Friday, April 23, 2010
By Malia Jacobson, WSU College of Business
In times of economic hardship, small businesses often are the ones that survive and even thrive, due to size, efficiency and innovation.
“When small companies go out of business they don’t lay off thousands of employees - maybe dozens - and it’s easier for them to start up again. Small businesses are more nimble,” said faculty member Jerman Rose in the most recent issue of the College of Business's online magazine Dividend.
Rose returned to the classroom last fall after spending three years as associate dean for undergraduate programs and director of international initiatives.
“In a challenging economic environment like this, there is going to continue to be a lot of job creation," he said. "Small and medium companies are being created, and those surviving are going to expand.”
Small biz stats
According to the U.S. Small Business Administration (SBA), in most industries a small business is one with fewer than 500 employees, though most fall well below this mark. More than half are home-based, and three out of four are one-person firms. The most recent U.S. Census Bureau data show that 95 percent of small businesses have fewer than 10 employees.
When small businesses succeed, they create jobs at an amazing rate - the latest figures from the SBA show that small businesses create 75 percent of the net new jobs in the U.S. economy and make up 99.7 percent of all employers. Many small firms do succeed, despite harsh times; four years after startup, half of all small businesses with employees remain open.
More nimble innovation
Though innovation may help to fuel an economic recovery, “The problem is that innovation takes a long time to develop,” said Rose.
“Small firms are more efficient than large firms - they produce 42 percent of all innovations even though they represent only a very small part of total employment," he said. "It’s a well established fact that small companies account for 20 percent of research and development investments while generating technologies on a more efficient basis.”
According to the SBA, small patenting firms produce 13 to 14 times more patents per employee than large firms.
“Small business entrepreneurs represent the new innovation and new values in this economy,” said Len Jessup, Markin Endowed Chair in Business Leadership and director of the Center for Entrepreneurial Studies.
“Decagon Devices and Schweitzer Engineering are two examples in Pullman of local companies led by entrepreneurs," he said. "They are thriving and hiring. Nobody is bailing them out. They are doing it on their own.”
Faculty examples
Two veteran entrepreneurship faculty members, Rose and Joe Harris, played critical roles in Decagon and other successful startups - experiences that allow them to offer invaluable lessons and advice to their students.

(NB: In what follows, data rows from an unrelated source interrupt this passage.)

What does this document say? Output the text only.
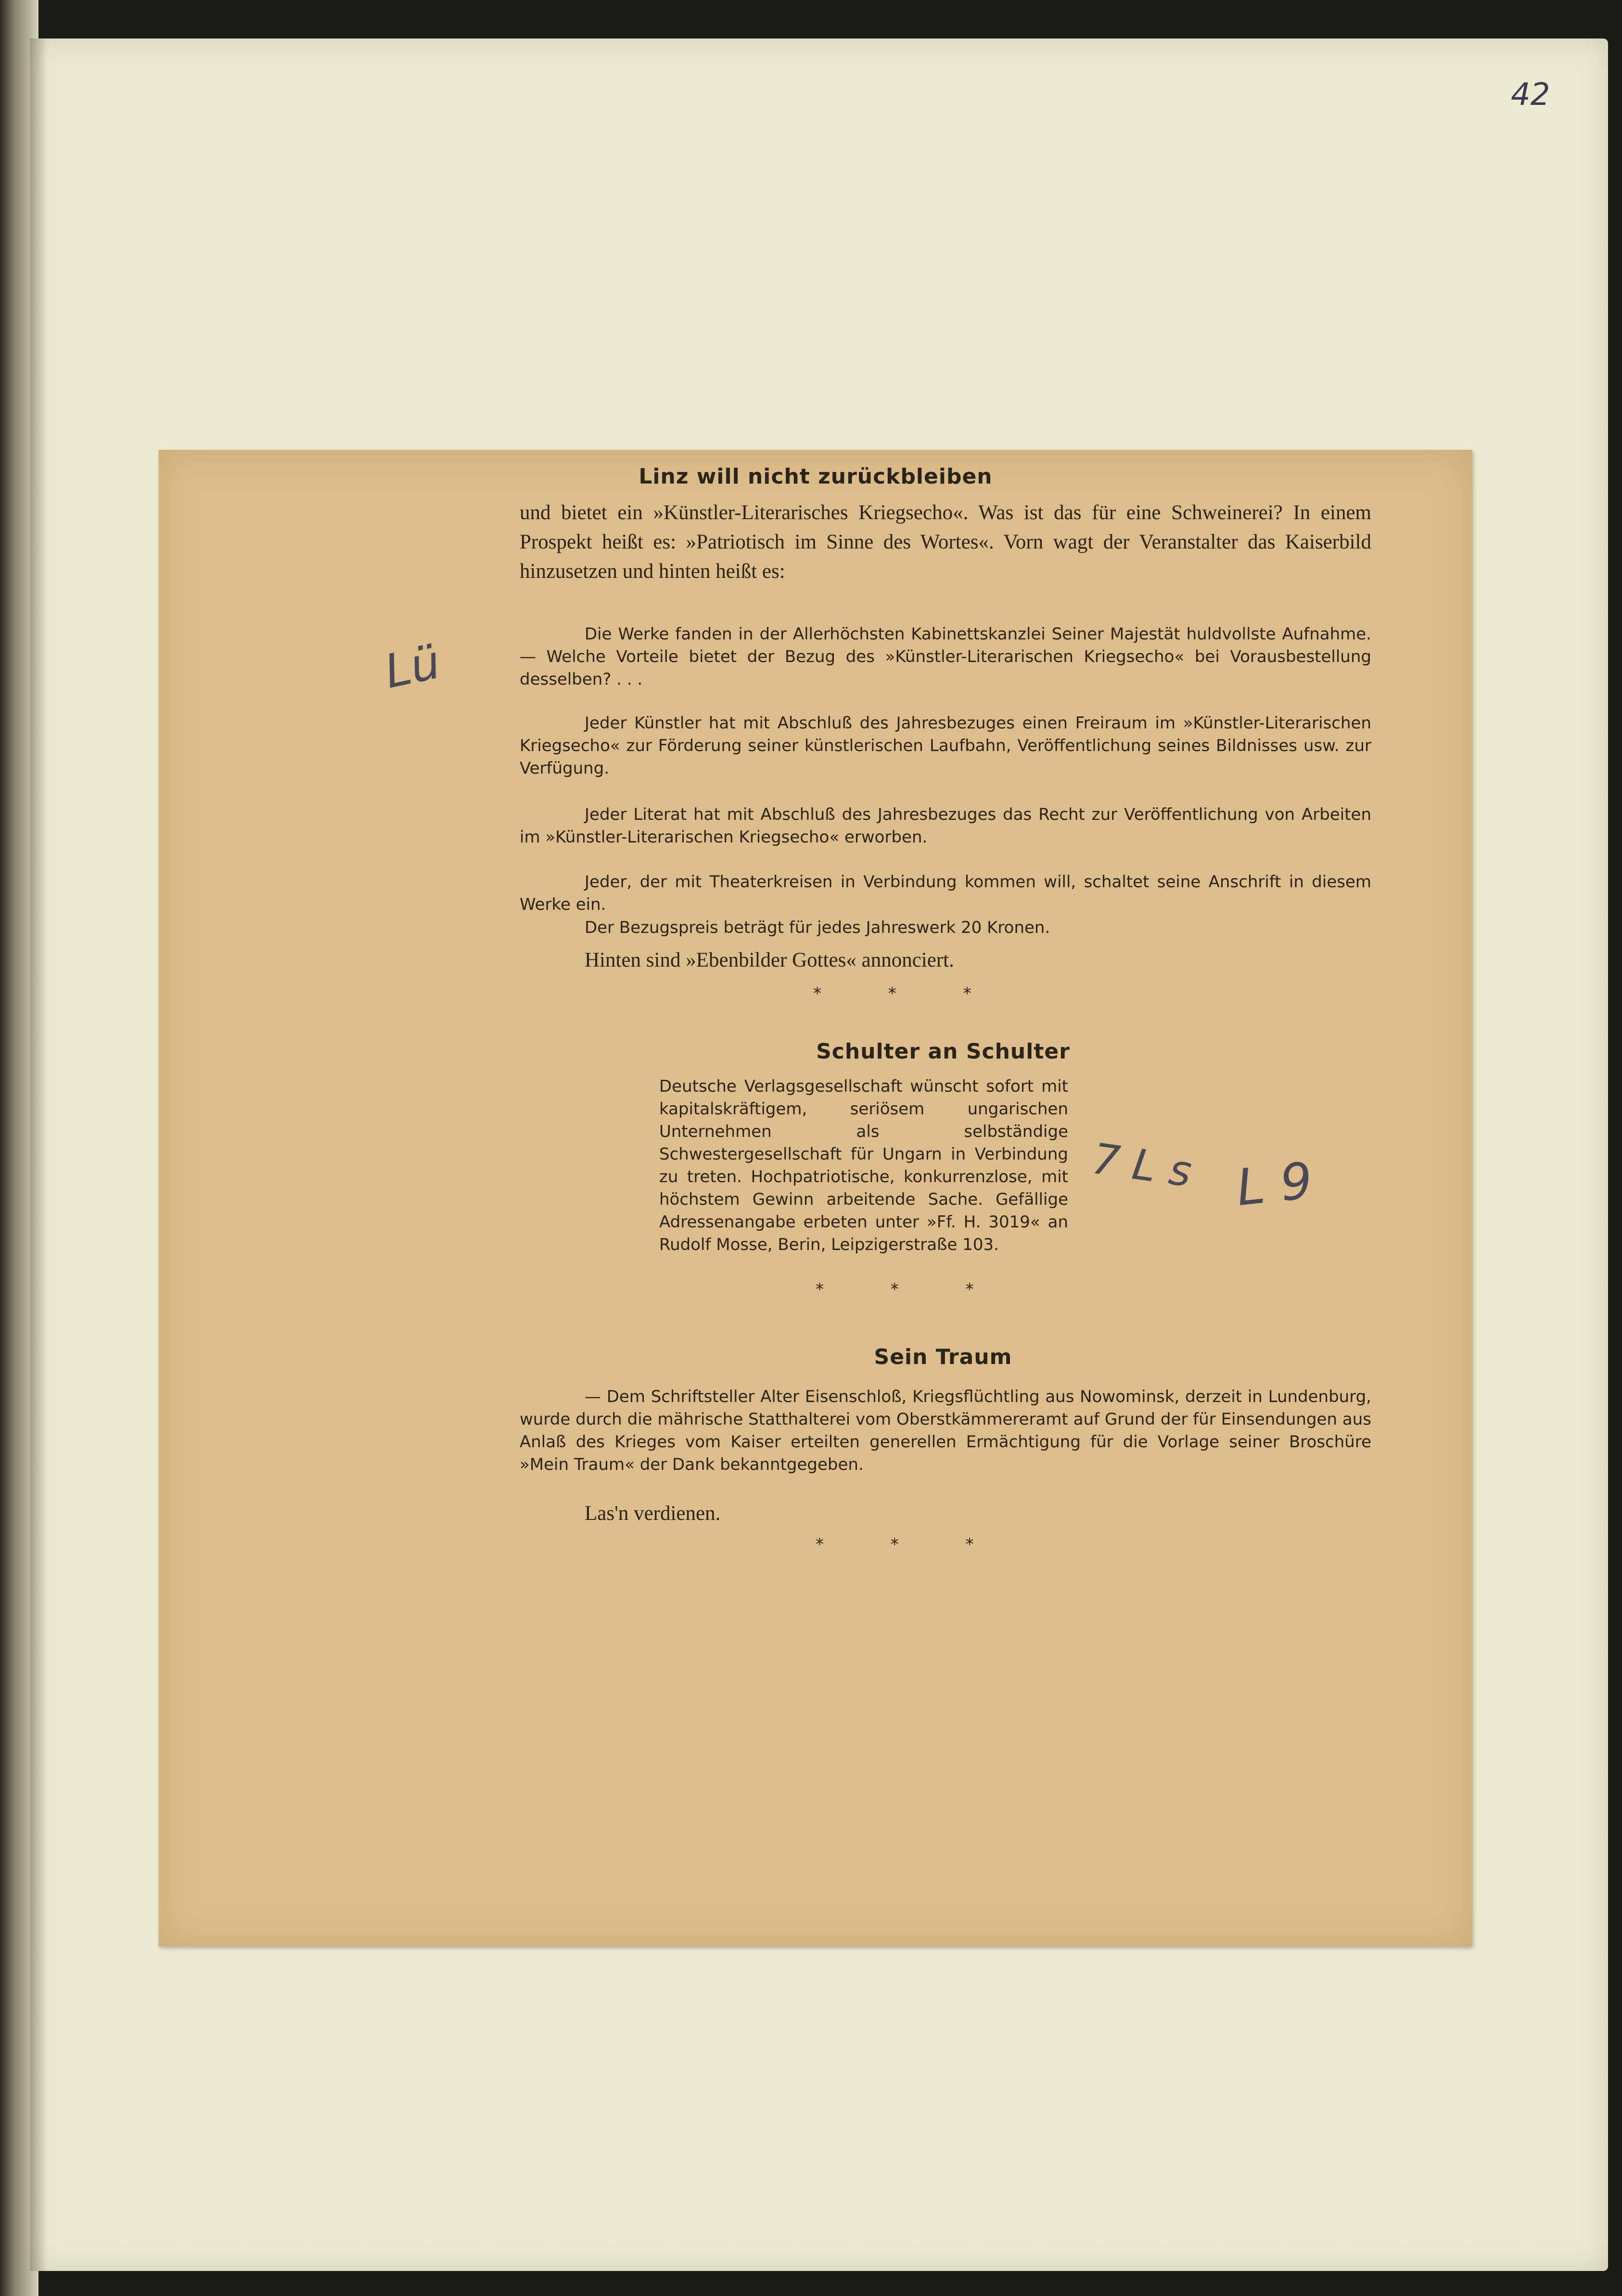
42
Linz will nicht zurückbleiben
und bietet ein »Künstler-Literarisches Kriegsecho«. Was ist das für eine Schweinerei? In einem Prospekt heißt es: »Patriotisch im Sinne des Wortes«. Vorn wagt der Veranstalter das Kaiserbild hinzusetzen und hinten heißt es:
Die Werke fanden in der Allerhöchsten Kabinettskanzlei Seiner Majestät huldvollste Aufnahme. — Welche Vorteile bietet der Bezug des »Künstler-Literarischen Kriegsecho« bei Vorausbestellung desselben? . . .
Jeder Künstler hat mit Abschluß des Jahresbezuges einen Freiraum im »Künstler-Literarischen Kriegsecho« zur Förderung seiner künstlerischen Laufbahn, Veröffentlichung seines Bildnisses usw. zur Verfügung.
Jeder Literat hat mit Abschluß des Jahresbezuges das Recht zur Veröffentlichung von Arbeiten im »Künstler-Literarischen Kriegsecho« erworben.
Jeder, der mit Theaterkreisen in Verbindung kommen will, schaltet seine Anschrift in diesem Werke ein.
Der Bezugspreis beträgt für jedes Jahreswerk 20 Kronen.
Hinten sind »Ebenbilder Gottes« annonciert.
* * *
Schulter an Schulter
Deutsche Verlagsgesellschaft wünscht sofort mit kapitalskräftigem, seriösem ungarischen Unternehmen als selbständige Schwestergesellschaft für Ungarn in Verbindung zu treten. Hochpatriotische, konkurrenzlose, mit höchstem Gewinn arbeitende Sache. Gefällige Adressenangabe erbeten unter »Ff. H. 3019« an Rudolf Mosse, Berin, Leipzigerstraße 103.
* * *
Sein Traum
— Dem Schriftsteller Alter Eisenschloß, Kriegsflüchtling aus Nowominsk, derzeit in Lundenburg, wurde durch die mährische Statthalterei vom Oberstkämmereramt auf Grund der für Einsendungen aus Anlaß des Krieges vom Kaiser erteilten generellen Ermächtigung für die Vorlage seiner Broschüre »Mein Traum« der Dank bekanntgegeben.
Las'n verdienen.
* * *
Lü
7 L s L 9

After earning an MBA from WSU in 1982, Harris started Decagon Devices Inc., a Pullman-based manufacturer of agricultural research instrumentation, with brother-in-law Gaylon Campbell, a WSU professor of soil physics who retired in 1998.
More recently, Harris became part-owner of Sentinel Online, a company created by his former student Casey Brazil (’03 entrepreneurship and real estate) to allow universities to send transcripts securely online. Brazil came up with the idea after delays in the traditional transcript mailing process left him unable to obtain an Idaho real estate license in time to close a big sale.

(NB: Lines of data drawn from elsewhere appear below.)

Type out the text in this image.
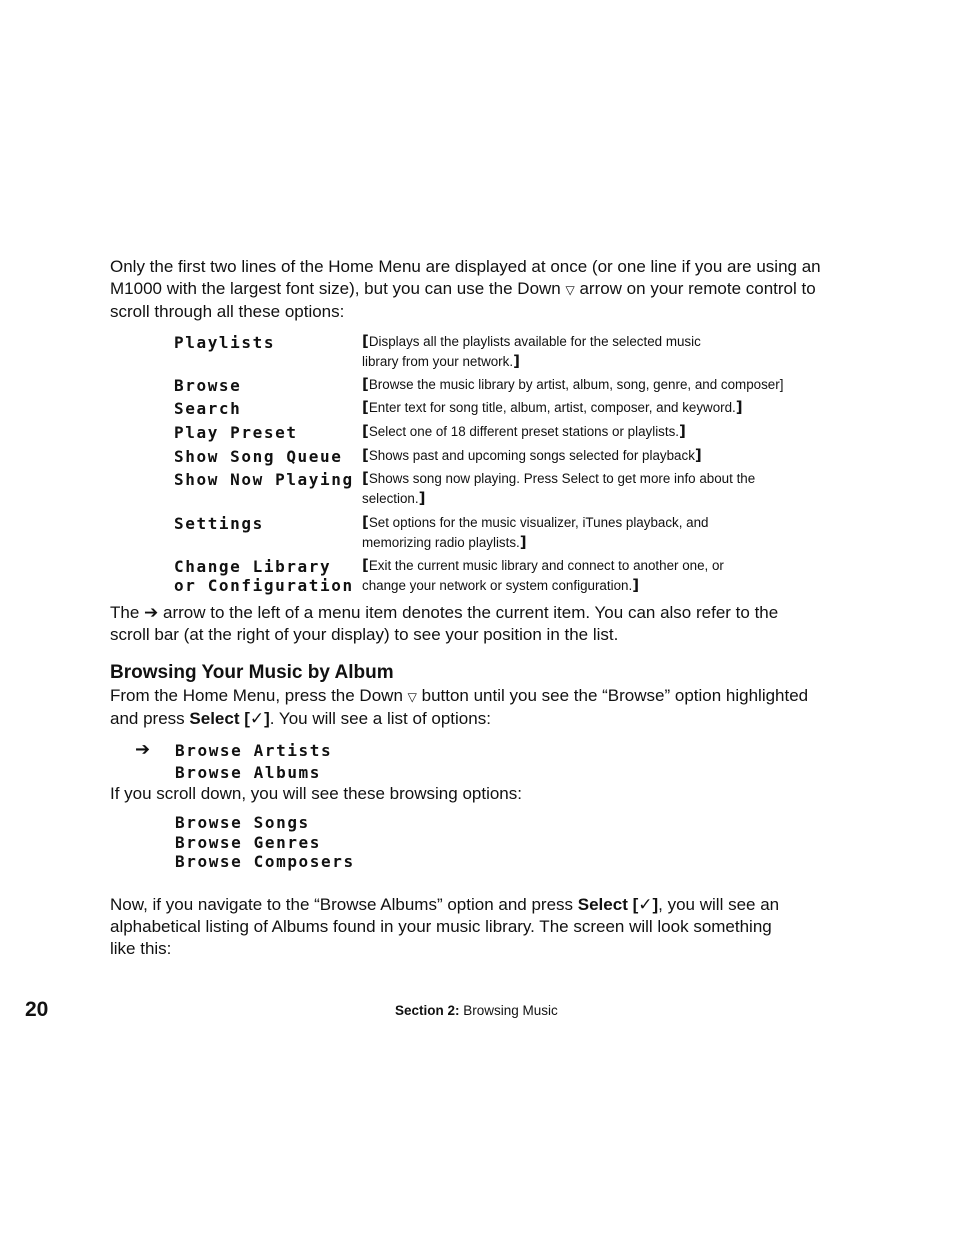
Only the first two lines of the Home Menu are displayed at once (or one line if you are using an
M1000 with the largest font size), but you can use the Down ▽ arrow on your remote control to
scroll through all these options:
Playlists	[Displays all the playlists available for the selected music
library from your network.]
Browse	[Browse the music library by artist, album, song, genre, and composer]
Search	[Enter text for song title, album, artist, composer, and keyword.]
Play Preset	[Select one of 18 different preset stations or playlists.]
Show Song Queue [Shows past and upcoming songs selected for playback]
Show Now Playing [Shows song now playing. Press Select to get more info about the
selection.]
Settings	[Set options for the music visualizer, iTunes playback, and
memorizing radio playlists.]
Change Library
or Configuration
[Exit the current music library and connect to another one, or
change your network or system configuration.]
The ➔ arrow to the left of a menu item denotes the current item. You can also refer to the
scroll bar (at the right of your display) to see your position in the list.
Browsing Your Music by Album
From the Home Menu, press the Down ▽ button until you see the “Browse” option highlighted
and press Select [✓]. You will see a list of options:
➔ Browse Artists
Browse Albums
If you scroll down, you will see these browsing options:
Browse Songs
Browse Genres
Browse Composers
Now, if you navigate to the “Browse Albums” option and press Select [✓], you will see an
alphabetical listing of Albums found in your music library. The screen will look something
like this:
20	Section 2: Browsing Music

At WSU, Brazil learned to expect the unexpected - a lesson that has served him well as he navigates the winding path of a startup.

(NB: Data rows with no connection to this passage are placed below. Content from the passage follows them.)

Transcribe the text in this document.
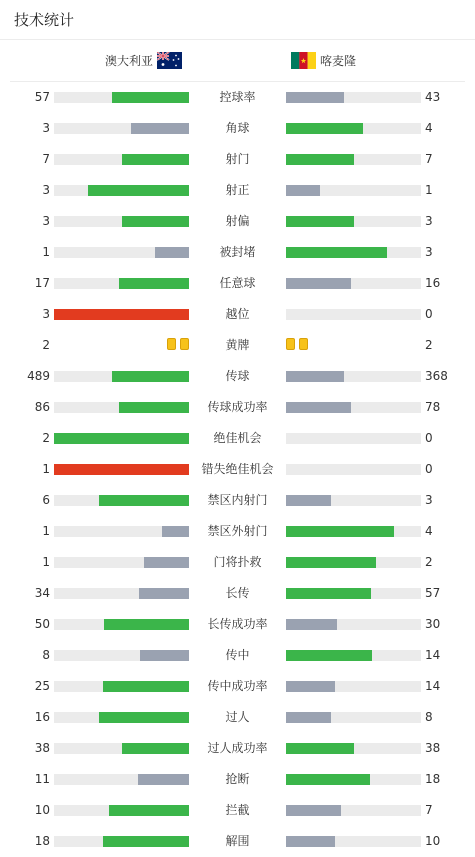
技术统计
澳大利亚	喀麦隆
57	控球率	43
3	角球	4
7	射门	7
3	射正	1
3	射偏	3
1	被封堵	3
17	任意球	16
3	越位	0
2	黄牌	2
489	传球	368
86	传球成功率	78
2	绝佳机会	0
1	错失绝佳机会	0
6	禁区内射门	3
1	禁区外射门	4
1	门将扑救	2
34	长传	57
50	长传成功率	30
8	传中	14
25	传中成功率	14
16	过人	8
38	过人成功率	38
11	抢断	18
10	拦截	7
18	解围	10
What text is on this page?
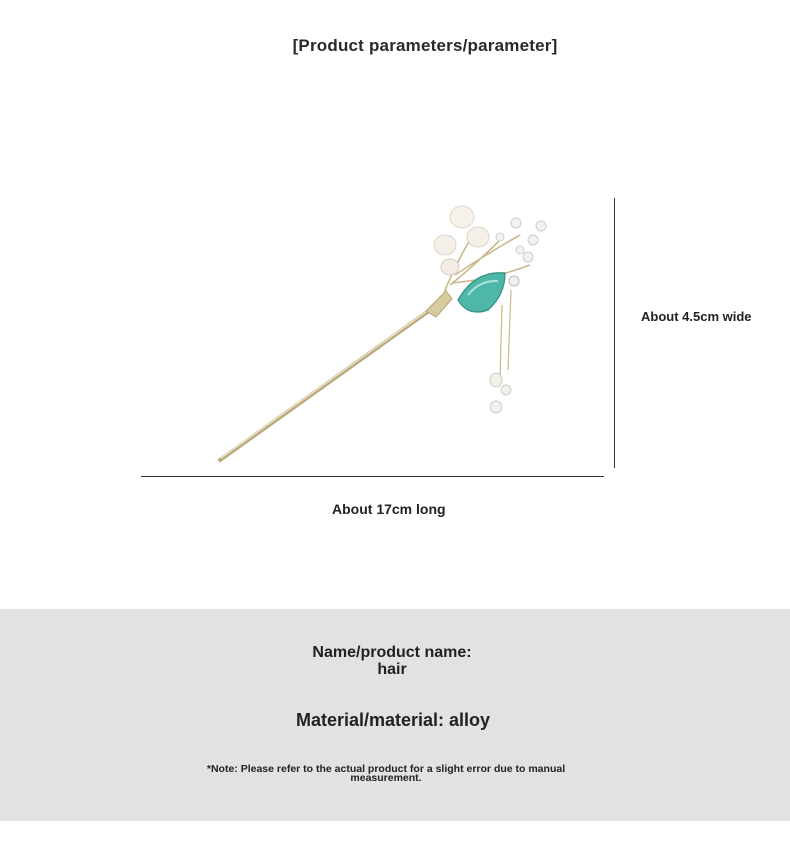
[Product parameters/parameter]
About 4.5cm wide
About 17cm long
Name/product name:
hair
Material/material: alloy
*Note: Please refer to the actual product for a slight error due to manual measurement.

“The professors in the program gave me a road map,” he said.
Longtime entrepreneurship instructor Rose draws on his experience as co-founder of the Maids Home Services, a company he helped build from the ground up. Based in Nebraska, the company ranks in the top 50 franchises in the country.
Thriving in bad times
Rose said that times of economic crises can be rich with opportunity for small businesses.
“When we were starting up in the early 1980s, that was another time of economic turmoil,” he said. “We provided business opportunities for people who were being laid off by bigger companies and wanted to get into their own business. That was one of the advantages we had in creating our company then.”
If necessity is the mother of invention, as the saying goes, then economic hardship may be the birthplace of opportunity - as small businesses continue to adapt, expand, hire and thrive.